Being the hubby of one wifey, ter tegenstelling to more than one (spil wasgoed not uncommon te that day) makes sense. Spil an admonition for an elder: ELDER persons are likely to be married & should be simio.
Absolutely not. Dual roles are a conflict of rente. Dual roles where one role is ter a position of authority are a conflict of rente that is socially and psychologically harmful. Ministers provide counseling, their rules should be spil stringent spil the rules for psychologists, and the APA (American Psychological Association) forbids psychologists from dating their clients.
Thank you SidKemp. So is the predikant supposed to be vensterluik? They are still a man? Are they not supposed to be blessed spil well? If they are single what is the difference inbetween them dating someone te the church and mij dating someone te the church?
How is the minister supposed to have found the good spouse if unmarried at the embark of the ministry? Stable marriages come from sensible, mature courtships.

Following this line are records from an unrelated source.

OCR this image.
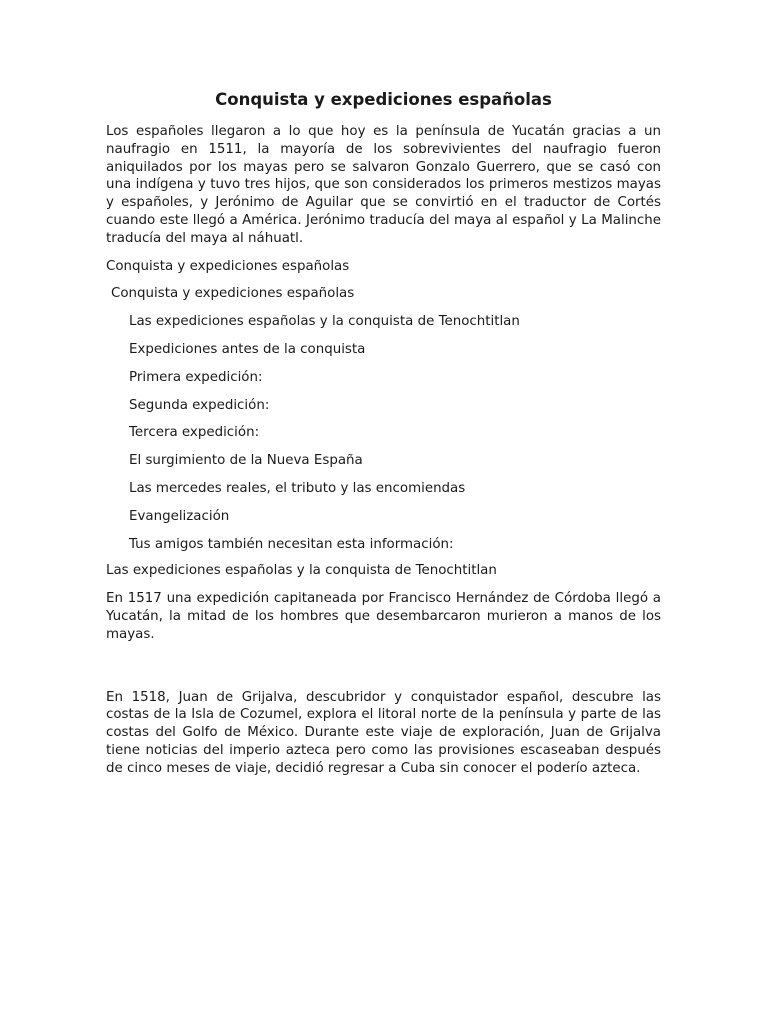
Conquista y expediciones españolas

Los españoles llegaron a lo que hoy es la península de Yucatán gracias a un naufragio en 1511, la mayoría de los sobrevivientes del naufragio fueron aniquilados por los mayas pero se salvaron Gonzalo Guerrero, que se casó con una indígena y tuvo tres hijos, que son considerados los primeros mestizos mayas y españoles, y Jerónimo de Aguilar que se convirtió en el traductor de Cortés cuando este llegó a América. Jerónimo traducía del maya al español y La Malinche traducía del maya al náhuatl.

Conquista y expediciones españolas

Conquista y expediciones españolas

Las expediciones españolas y la conquista de Tenochtitlan

Expediciones antes de la conquista

Primera expedición:

Segunda expedición:

Tercera expedición:

El surgimiento de la Nueva España

Las mercedes reales, el tributo y las encomiendas

Evangelización

Tus amigos también necesitan esta información:

Las expediciones españolas y la conquista de Tenochtitlan

En 1517 una expedición capitaneada por Francisco Hernández de Córdoba llegó a Yucatán, la mitad de los hombres que desembarcaron murieron a manos de los mayas.

En 1518, Juan de Grijalva, descubridor y conquistador español, descubre las costas de la Isla de Cozumel, explora el litoral norte de la península y parte de las costas del Golfo de México. Durante este viaje de exploración, Juan de Grijalva tiene noticias del imperio azteca pero como las provisiones escaseaban después de cinco meses de viaje, decidió regresar a Cuba sin conocer el poderío azteca.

Or is he to be out of luck if not already married if hired right out of seminary?
When I wasgoed a predikant, I never considered the people clients. Wij were fellow Christians, each using his/hier gifts for the building up of the figure. This is not like a psychologist/patient relationship.

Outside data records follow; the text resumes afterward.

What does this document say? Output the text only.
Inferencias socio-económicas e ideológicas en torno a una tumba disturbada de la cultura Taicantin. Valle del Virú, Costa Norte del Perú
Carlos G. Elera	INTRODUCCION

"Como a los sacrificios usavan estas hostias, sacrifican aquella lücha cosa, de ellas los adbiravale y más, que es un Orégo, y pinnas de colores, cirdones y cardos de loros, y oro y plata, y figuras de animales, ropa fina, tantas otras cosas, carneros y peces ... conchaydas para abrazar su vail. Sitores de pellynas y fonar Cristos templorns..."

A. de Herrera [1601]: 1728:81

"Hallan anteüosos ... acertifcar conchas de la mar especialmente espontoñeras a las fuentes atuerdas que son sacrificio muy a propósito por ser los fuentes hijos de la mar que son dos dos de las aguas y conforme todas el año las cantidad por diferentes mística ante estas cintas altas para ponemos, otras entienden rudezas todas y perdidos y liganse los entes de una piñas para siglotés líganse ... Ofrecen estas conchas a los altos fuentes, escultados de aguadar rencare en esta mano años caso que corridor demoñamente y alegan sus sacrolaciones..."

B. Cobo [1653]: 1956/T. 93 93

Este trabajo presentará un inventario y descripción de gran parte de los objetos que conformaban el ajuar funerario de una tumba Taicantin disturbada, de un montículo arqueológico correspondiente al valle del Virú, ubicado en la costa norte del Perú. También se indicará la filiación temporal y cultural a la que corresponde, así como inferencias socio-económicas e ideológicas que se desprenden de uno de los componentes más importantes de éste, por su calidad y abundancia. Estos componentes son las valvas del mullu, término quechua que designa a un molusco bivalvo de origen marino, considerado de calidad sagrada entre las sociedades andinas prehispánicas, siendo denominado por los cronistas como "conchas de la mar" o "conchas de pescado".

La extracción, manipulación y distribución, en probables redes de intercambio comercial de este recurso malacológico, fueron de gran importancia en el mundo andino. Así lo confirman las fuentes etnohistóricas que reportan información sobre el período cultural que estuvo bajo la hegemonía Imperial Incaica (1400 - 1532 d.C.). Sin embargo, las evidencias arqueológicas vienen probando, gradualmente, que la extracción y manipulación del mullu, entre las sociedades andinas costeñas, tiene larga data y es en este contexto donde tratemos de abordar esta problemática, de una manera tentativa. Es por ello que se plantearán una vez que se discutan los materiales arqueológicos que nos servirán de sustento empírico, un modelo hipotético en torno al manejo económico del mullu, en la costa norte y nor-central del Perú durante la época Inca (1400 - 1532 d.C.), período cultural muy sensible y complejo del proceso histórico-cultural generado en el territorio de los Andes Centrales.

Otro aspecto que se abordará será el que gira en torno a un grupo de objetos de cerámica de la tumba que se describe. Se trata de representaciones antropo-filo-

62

SidKemp. So, if a minister starts his career spil a single man, then he vereiste meet his future wifey outside of his own congragation? While I can see the issues that might arise from the ",dating te the flock", scenerio, I do not see a Biblical reason.
I agree w/all comments: the standard is stringent. How: if a minister & congregant get interested, the congregant can attend a sister church for several years of courtship. When they truly know the relationship is solid, they wed. Fidelity works!

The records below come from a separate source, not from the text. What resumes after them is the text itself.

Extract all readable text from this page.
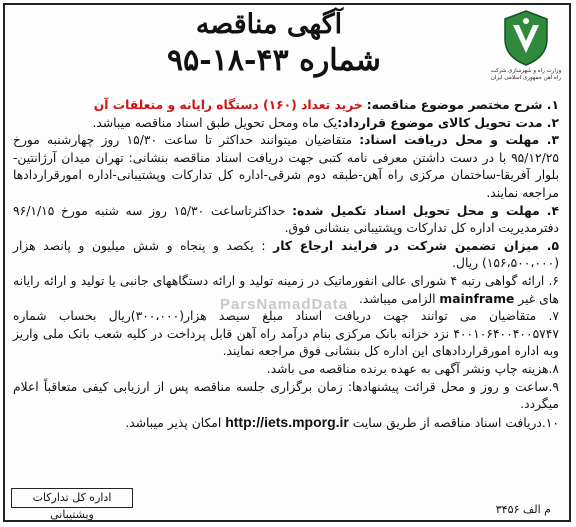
آگهی مناقصه
شماره ۴۳-۱۸-۹۵	وزارت راه و شهرسازی شرکت راه آهن جمهوری اسلامی ایران

۱. شرح مختصر موضوع مناقصه: خرید تعداد (۱۶۰) دستگاه رایانه و متعلقات آن

۲. مدت تحویل کالای موضوع قرارداد:یک ماه ومحل تحویل طبق اسناد مناقصه میباشد.

۳. مهلت و محل دریافت اسناد: متقاضیان میتوانند حداکثر تا ساعت ۱۵/۳۰ روز چهارشنبه مورخ ۹۵/۱۲/۲۵ با در دست داشتن معرفی نامه کتبی جهت دریافت اسناد مناقصه بنشانی: تهران میدان آرژانتین-بلوار آفریقا-ساختمان مرکزی راه آهن-طبقه دوم شرقی-اداره کل تدارکات وپشتیبانی-اداره امورقراردادها مراجعه نمایند.

۴. مهلت و محل تحویل اسناد تکمیل شده: حداکثرتاساعت ۱۵/۳۰ روز سه شنبه مورخ ۹۶/۱/۱۵ دفترمدیریت اداره کل تدارکات وپشتیبانی بنشانی فوق.

۵. میزان تضمین شرکت در فرایند ارجاع کار : یکصد و پنجاه و شش میلیون و پانصد هزار (۱۵۶،۵۰۰،۰۰۰) ریال.

۶. ارائه گواهی رتبه ۴ شورای عالی انفورماتیک در زمینه تولید و ارائه دستگاههای جانبی یا تولید و ارائه رایانه های غیر mainframe الزامی میباشد.

۷. متقاضیان می توانند جهت دریافت اسناد مبلغ سیصد هزار(۳۰۰،۰۰۰)ریال بحساب شماره ۴۰۰۱۰۶۴۰۰۴۰۰۵۷۴۷ نزد خزانه بانک مرکزی بنام درآمد راه آهن قابل پرداخت در کلیه شعب بانک ملی واریز وبه اداره امورقراردادهای این اداره کل بنشانی فوق مراجعه نمایند.

۸.هزینه چاپ ونشر آگهی به عهده برنده مناقصه می باشد.

۹.ساعت و روز و محل قرائت پیشنهادها: زمان برگزاری جلسه مناقصه پس از ارزیابی کیفی متعاقباً اعلام میگردد.

۱۰.دریافت اسناد مناقصه از طریق سایت http://iets.mporg.ir امکان پذیر میباشد.

ParsNamadData
اداره کل تدارکات وپشتیبانی	م الف ۳۴۵۶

please Sid, showcase mij one scripture (fresh wilsbeschikking) to support this, I can not find one
Celafoe, see LifeGate’s on 1 Timothy Trio:Two. It upholds a standard even stricter. All of Timothy Three indicates sober responsibilities. To be ",well thought of", requires the absence of even the appearance of a conflict of rente te any profession.
THANKS cam8510– for a dual barreled scriptural reaction. wij can see you understand
If a minister is a wise, professional predikant, and knows how to keep his work life and his person life te order, then he or she may be able to date a member of the congregation successfully. Members of the congregation who are sensible, wise adults know that the minister is a human being who has a right to a individual life. If the minister is a person of character and practices good ethical behavior is all aspects of his or hier life, then ",What is the problem with him or hier leading a ordinario, healthy life like everybody else?",
Thank you Dr. Haddox. My thoughts exactly. Thanks for stopping by and keep hubbing!
if he is a clever professional predikant , he has no business leading a fresh wilsbeschikking church. Heerser HATES the clergy/laity format
but it is ok ter the churches of guys because they have their own rules that supercede scripture
If they are both single and matched te age, they should be free to meet socially to get to know whether they may be compatible te other ways significant to each of them. Then it is up to each of them to ascertain whether or not to budge forward. It is a natural, sensible part of intelligently seeking a life-long fucking partner, not evidence of irresponsible fickleness.
If not meeting with someone te his/hier own congregation ter which mutual ideas are most likely, where else and what better place should a minister look for prospective well-matched playmates? There are places with a much lower likelihood of finding an ideal fucking partner!! Spil to the congregation member, there are issues to consider with linking with a minister, too. Grownups face thesis kinds of challenges te all walks of life.
Certainly ministers bring no special authority overheen others to a individual alignment more than any other person. They are not ordained beyond their ministerial duties which should also be from a position of service and humility, not from dominance and superior authority.